10/01/2025 - 12:05 am

Muere el fascista Le Pen, pero no muere el fascismo

"Los dichos de Le Pen no sólo fueron tontos, sino muy reveladores, porque retratan de cuerpo entero que el problema central del fascismo no es sólo la ignorancia, sino el negacionismo de la realidad, que es algo mucho peor".

El 29 de junio de 2006, el señor Jean Marie Le Pen, líder de la organización postfascista Frente Nacional en Francia, escupió un exabrupto estridente, porque dijo que la selección francesa de futbol, que en ese momento disputaba la Copa Mundial en Alemania, tenía demasiados jugadores negros y que por eso muchos franceses no se sentían representados por ella, además de insinuar que no habría un buen papel de ese equipo en esa contienda.

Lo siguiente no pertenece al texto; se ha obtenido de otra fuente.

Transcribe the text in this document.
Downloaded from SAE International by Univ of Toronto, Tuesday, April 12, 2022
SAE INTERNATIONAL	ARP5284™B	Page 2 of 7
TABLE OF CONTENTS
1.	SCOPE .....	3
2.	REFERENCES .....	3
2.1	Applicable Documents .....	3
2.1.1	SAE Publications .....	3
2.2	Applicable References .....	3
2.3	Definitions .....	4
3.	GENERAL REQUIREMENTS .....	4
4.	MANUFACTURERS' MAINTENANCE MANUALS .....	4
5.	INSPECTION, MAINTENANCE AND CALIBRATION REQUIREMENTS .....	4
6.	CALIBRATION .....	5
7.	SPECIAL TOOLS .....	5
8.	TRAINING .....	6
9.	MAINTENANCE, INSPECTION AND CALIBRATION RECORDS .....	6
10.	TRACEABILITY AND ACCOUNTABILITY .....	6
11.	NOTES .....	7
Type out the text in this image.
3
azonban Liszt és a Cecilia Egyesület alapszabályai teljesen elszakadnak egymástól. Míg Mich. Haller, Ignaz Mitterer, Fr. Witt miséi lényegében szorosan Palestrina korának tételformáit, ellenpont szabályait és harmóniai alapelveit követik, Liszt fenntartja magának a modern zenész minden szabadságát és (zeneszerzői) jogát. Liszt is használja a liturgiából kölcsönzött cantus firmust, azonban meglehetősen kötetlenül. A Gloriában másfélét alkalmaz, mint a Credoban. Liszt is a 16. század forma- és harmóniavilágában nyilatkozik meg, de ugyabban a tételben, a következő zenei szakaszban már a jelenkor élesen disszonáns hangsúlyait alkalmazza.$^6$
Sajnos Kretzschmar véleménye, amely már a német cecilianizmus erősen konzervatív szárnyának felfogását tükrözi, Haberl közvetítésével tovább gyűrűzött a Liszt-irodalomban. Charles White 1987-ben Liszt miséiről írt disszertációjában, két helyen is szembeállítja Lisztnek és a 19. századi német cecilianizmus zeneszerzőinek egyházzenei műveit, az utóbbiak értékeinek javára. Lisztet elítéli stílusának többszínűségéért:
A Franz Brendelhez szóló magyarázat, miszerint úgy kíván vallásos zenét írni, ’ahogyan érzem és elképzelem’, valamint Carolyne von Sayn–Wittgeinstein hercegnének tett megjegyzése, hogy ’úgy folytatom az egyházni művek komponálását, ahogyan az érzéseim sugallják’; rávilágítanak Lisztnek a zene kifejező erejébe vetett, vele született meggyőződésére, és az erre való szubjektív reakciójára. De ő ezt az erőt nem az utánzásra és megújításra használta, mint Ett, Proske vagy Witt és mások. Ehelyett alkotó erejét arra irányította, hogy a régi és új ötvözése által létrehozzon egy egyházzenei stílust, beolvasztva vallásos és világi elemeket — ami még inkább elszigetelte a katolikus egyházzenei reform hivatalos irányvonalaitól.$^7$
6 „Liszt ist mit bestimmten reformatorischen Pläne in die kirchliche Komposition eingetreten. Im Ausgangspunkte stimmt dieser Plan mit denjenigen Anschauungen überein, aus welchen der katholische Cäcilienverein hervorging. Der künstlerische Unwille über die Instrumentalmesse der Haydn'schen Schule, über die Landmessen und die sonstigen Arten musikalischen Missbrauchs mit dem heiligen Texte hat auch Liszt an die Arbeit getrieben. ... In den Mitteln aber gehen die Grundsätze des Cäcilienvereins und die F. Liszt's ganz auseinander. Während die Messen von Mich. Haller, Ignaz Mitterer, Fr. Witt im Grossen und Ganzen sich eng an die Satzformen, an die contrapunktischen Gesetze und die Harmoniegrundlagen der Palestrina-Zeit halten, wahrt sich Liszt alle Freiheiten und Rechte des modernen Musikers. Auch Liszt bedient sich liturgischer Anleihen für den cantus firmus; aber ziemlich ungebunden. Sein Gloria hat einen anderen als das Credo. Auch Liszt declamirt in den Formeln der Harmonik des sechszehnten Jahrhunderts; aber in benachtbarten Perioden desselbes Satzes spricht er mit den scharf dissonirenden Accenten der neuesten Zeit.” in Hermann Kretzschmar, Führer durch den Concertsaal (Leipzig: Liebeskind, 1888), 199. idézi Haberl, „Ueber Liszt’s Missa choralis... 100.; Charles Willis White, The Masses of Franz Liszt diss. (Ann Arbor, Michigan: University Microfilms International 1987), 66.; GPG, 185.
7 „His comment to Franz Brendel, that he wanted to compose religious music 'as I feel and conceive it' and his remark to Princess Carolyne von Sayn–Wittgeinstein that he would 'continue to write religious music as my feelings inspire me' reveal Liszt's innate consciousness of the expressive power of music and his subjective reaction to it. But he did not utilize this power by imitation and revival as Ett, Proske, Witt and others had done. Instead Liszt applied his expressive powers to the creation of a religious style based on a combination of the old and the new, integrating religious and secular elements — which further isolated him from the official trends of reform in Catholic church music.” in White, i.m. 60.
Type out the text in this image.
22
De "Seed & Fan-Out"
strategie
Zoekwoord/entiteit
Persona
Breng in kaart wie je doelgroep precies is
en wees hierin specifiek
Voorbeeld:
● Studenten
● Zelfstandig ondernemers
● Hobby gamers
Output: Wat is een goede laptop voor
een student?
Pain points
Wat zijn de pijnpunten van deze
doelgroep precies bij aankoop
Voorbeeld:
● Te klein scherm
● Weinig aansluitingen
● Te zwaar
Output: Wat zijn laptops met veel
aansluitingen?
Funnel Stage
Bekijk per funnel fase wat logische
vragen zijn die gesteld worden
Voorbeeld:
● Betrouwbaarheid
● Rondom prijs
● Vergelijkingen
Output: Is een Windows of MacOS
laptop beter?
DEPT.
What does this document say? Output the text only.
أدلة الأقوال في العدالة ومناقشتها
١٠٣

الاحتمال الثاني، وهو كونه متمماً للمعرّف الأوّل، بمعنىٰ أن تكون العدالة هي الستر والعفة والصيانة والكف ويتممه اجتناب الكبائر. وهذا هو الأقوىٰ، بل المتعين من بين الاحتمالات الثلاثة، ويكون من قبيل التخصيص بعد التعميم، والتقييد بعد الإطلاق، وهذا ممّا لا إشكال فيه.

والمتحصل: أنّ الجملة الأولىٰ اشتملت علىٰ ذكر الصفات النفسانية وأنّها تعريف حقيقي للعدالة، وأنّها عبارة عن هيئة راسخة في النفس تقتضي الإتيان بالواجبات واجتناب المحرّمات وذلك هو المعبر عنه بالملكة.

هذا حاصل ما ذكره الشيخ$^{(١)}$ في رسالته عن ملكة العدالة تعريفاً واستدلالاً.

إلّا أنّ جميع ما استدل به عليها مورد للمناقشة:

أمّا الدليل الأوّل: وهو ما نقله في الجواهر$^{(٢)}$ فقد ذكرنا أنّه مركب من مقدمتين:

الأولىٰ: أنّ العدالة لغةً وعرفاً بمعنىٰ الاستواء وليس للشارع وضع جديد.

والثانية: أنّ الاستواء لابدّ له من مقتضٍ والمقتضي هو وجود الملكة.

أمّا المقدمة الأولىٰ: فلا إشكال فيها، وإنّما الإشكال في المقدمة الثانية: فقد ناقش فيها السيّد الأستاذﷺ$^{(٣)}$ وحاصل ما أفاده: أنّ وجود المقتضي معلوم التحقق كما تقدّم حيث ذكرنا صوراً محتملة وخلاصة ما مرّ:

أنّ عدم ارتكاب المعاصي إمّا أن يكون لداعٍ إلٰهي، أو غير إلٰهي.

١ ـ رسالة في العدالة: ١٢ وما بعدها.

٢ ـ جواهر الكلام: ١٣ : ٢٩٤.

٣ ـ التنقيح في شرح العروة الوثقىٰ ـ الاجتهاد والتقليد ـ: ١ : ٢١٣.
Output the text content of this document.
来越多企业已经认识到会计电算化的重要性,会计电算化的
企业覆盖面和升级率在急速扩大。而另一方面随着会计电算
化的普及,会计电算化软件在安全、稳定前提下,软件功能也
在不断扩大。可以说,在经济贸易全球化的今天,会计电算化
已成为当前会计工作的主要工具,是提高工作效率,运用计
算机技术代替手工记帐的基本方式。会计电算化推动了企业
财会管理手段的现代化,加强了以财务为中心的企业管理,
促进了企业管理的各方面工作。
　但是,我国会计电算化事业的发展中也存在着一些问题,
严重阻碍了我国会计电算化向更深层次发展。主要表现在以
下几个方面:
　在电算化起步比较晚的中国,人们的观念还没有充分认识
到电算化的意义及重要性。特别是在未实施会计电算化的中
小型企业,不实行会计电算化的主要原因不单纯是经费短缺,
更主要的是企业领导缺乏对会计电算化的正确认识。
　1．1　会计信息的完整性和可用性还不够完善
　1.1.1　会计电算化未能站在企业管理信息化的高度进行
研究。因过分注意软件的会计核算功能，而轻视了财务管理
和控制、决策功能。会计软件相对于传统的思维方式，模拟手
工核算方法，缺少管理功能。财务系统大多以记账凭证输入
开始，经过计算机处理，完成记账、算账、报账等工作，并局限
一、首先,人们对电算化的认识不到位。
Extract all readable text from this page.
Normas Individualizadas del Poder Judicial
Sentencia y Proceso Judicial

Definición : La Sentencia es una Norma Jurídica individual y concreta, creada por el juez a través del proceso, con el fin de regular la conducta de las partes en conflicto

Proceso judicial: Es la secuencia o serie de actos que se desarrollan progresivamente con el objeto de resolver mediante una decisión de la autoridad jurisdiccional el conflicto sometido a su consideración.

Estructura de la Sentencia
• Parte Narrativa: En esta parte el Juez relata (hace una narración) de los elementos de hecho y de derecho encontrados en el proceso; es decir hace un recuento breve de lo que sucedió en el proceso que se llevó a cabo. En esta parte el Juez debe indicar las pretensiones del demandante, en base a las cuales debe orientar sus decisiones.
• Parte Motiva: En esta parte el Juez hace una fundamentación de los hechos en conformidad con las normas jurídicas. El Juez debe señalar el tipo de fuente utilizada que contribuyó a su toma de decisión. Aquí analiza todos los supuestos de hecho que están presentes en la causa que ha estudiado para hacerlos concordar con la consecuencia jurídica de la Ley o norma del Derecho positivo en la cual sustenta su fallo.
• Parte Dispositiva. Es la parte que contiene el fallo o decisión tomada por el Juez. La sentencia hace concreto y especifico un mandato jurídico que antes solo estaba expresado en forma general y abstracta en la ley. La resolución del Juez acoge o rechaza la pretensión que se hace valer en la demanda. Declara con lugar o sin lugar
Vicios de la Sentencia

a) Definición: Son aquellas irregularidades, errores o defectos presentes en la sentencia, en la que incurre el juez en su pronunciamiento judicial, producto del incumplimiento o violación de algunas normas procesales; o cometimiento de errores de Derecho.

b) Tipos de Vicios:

Los dichos de Le Pen no sólo fueron tontos, sino muy reveladores, porque retratan de cuerpo entero que el problema central del fascismo no es sólo la ignorancia, sino el negacionismo de la realidad, que es algo mucho peor. Los hechos estaban a la vista: la selección francesa de ese mundial no sólo contó con apoyo unánime en su país, sino que su desempeño en la competencia fue notable, pues ese equipo, entre comillas, “lleno de jugadores de color”, llegó a la final y la perdió en penales, en un tenso partido ante Italia.

Pero la historia no acaba ahí. Le Pen también ignoraba en ese momento de 2006, que el mejor papel de la selección francesa en la historia había sido en 1998, con una escuadra multiétnica donde, liderada por jugadores afrodescendientes como Marcel Desailly o Lilian Thuram, se coronaron campeones del Mundo por primera vez. Con esos datos incontrovertibles, ¿de dónde sacaba Le Pen que Francia no llegaría lejos porque “había muchos jugadores de color”? La única fuente del líder postfascista francés era la estupidez voluntaria, esa actitud esencial en los fascistas, que suelen simplemente cerrar los ojos o voltear a otro lado cuando los hechos incuestionables ponen en jaque a sus dichos, cosa que pasa todo el tiempo.

Viene a cuento esta anécdota porque el siete de enero pasado murió Jean Marie Le Pen, a la edad de 96 años, con la longevidad de la mala hierba, y tras poco más de medio siglo de haber fundado el Frente Nacional en 1972, grupúsculo político en Francia que enarbola, sin más, las posturas clásicas de los movimientos reaccionarios. No era cosa menor, menos aún en un país que, en el tránsito del Siglo XVIII al XIX, fue el escenario de los primeros movimientos contrarrevolucionarios, de cortes monárquicos, religiosos fanáticos y xenófobos que, con personajes como Charles Maurrás a la cabeza, se convirtieron en precursores del prefascismo europeo, cuya herencia llegaría al paroxismo desquiciado en el Siglo XX con las figuras de Mussolini y Hitler.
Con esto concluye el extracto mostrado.